So says the Kaiser Family Foundation in a poll conducted in mid-September, a few weeks before the Affordable Care Act's new marketplaces open for enrollment.
Twelve percent of the uninsured knew that the marketplaces would open on Oct. 1, just three days from now. An additional 14 percent guessed that it would start sometime in 2013 or 2014. The majority, though -- and this held true for the general population as well -- just didn't know when the programs kick in, or declined to guess.
There are two ways to think about these poll numbers. One is that they're a disaster: The White House has had more than three years now to talk about the Affordable Care Act, hype its benefits and get the word out about a sweeping new legislative accomplishment. If people are this uninformed right now, how are they ever going to hit projections of 7 million people enrolling in the first year?
That's the pessimistic take. But there's also a more optimistic case I hear when I talk to people running these marketplaces -- who, it's fair to say, have a vested stake in staying optimistic about these things. They contend that knowing that the exchanges launch on Oct. 1 is essentially meaningless for the people they're trying to reach. Those people could sign up on Oct. 1 or Dec. 1 and still access exactly same benefits under the health-care law, since coverage purchased on the marketplaces doesn't start until January.

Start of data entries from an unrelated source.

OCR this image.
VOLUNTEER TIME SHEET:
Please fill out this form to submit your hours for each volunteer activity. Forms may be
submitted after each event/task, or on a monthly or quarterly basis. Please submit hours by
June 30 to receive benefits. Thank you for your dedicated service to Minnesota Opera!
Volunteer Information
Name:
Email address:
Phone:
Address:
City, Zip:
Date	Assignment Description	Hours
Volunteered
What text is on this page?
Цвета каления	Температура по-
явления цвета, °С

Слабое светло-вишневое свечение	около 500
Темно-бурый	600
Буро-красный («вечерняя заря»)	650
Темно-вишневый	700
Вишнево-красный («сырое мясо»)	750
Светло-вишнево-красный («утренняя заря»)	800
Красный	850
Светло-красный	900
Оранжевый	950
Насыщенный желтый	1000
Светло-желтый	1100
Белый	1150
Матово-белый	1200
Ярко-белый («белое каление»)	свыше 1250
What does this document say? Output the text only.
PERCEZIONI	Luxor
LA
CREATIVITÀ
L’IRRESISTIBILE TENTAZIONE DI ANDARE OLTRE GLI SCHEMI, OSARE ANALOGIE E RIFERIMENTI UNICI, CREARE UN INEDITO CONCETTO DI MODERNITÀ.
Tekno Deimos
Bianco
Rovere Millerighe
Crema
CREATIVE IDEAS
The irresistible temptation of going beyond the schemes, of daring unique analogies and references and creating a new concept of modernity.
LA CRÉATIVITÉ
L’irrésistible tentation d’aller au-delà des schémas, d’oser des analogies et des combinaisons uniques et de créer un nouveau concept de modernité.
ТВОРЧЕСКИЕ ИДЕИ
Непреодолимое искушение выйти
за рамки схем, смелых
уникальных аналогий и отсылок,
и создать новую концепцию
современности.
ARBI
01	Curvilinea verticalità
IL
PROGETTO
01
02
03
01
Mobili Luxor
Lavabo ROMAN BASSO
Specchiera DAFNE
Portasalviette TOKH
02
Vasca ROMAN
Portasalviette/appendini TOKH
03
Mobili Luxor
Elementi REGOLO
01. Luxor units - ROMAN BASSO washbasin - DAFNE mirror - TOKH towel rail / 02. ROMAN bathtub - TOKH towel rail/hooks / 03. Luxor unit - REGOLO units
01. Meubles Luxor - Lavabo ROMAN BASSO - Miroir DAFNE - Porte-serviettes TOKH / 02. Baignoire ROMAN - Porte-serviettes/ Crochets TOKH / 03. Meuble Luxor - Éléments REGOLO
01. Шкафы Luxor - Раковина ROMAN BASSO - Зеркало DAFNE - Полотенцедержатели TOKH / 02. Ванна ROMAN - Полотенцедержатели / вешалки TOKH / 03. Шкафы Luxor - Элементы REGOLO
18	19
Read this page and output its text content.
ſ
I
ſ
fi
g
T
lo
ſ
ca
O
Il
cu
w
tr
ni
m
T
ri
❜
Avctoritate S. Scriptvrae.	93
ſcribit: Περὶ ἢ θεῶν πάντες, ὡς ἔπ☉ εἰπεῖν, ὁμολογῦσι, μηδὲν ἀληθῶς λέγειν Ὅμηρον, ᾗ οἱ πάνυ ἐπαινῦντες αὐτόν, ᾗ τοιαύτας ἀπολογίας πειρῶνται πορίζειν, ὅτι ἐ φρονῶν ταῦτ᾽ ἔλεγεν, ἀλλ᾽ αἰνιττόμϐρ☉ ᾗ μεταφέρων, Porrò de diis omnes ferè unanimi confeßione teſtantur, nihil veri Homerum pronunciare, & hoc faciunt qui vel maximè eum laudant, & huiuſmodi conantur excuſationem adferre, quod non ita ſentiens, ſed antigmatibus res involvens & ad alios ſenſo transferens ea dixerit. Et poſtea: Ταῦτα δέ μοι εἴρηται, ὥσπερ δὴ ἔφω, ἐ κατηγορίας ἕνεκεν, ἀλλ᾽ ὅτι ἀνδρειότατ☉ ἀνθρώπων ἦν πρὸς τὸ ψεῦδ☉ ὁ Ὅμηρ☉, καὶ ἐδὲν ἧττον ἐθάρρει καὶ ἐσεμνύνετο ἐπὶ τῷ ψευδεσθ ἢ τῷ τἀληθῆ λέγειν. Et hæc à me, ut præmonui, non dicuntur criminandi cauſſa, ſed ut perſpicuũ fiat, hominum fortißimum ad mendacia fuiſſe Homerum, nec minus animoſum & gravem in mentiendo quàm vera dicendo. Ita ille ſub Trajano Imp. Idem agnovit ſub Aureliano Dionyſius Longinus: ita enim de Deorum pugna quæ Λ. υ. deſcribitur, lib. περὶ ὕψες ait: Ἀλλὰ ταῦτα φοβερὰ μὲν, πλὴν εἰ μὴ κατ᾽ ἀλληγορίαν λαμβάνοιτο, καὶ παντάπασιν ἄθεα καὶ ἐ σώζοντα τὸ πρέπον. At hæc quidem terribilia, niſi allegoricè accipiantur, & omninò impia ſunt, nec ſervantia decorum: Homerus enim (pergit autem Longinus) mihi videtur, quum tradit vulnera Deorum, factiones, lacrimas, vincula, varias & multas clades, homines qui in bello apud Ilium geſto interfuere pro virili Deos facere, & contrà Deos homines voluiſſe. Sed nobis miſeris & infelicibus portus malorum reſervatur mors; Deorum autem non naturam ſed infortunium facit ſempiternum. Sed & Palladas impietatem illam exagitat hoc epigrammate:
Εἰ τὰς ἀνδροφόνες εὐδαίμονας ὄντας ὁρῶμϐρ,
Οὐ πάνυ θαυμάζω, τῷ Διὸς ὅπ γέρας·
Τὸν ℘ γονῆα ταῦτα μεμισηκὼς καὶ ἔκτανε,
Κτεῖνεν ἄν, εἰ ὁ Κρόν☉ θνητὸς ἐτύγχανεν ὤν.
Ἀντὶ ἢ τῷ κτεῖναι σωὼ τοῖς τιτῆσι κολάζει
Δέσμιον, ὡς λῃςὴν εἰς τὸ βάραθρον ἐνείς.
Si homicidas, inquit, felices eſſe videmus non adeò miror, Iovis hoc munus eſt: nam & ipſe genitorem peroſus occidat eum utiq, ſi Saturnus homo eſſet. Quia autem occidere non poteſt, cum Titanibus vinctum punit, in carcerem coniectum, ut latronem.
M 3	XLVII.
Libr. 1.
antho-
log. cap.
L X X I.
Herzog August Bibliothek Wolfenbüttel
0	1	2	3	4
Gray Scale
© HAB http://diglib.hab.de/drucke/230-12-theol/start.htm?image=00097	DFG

Many of the marketplace directors I talk to -- alongside the White House -- say they're holding their advertising fire until after next Tuesday. At that point, they will have an actual product to sell consumers. Right now though, they can talk a whole lot about the law, but can't give people the tools they need to buy coverage.
We don't know which one of these takes will prove right, whether the low awareness portends badly for the Affordable Care Act or whether it will start to dissipate in coming weeks and months. For now, it's probably too early to draw any conclusions about what either means for the health law's success.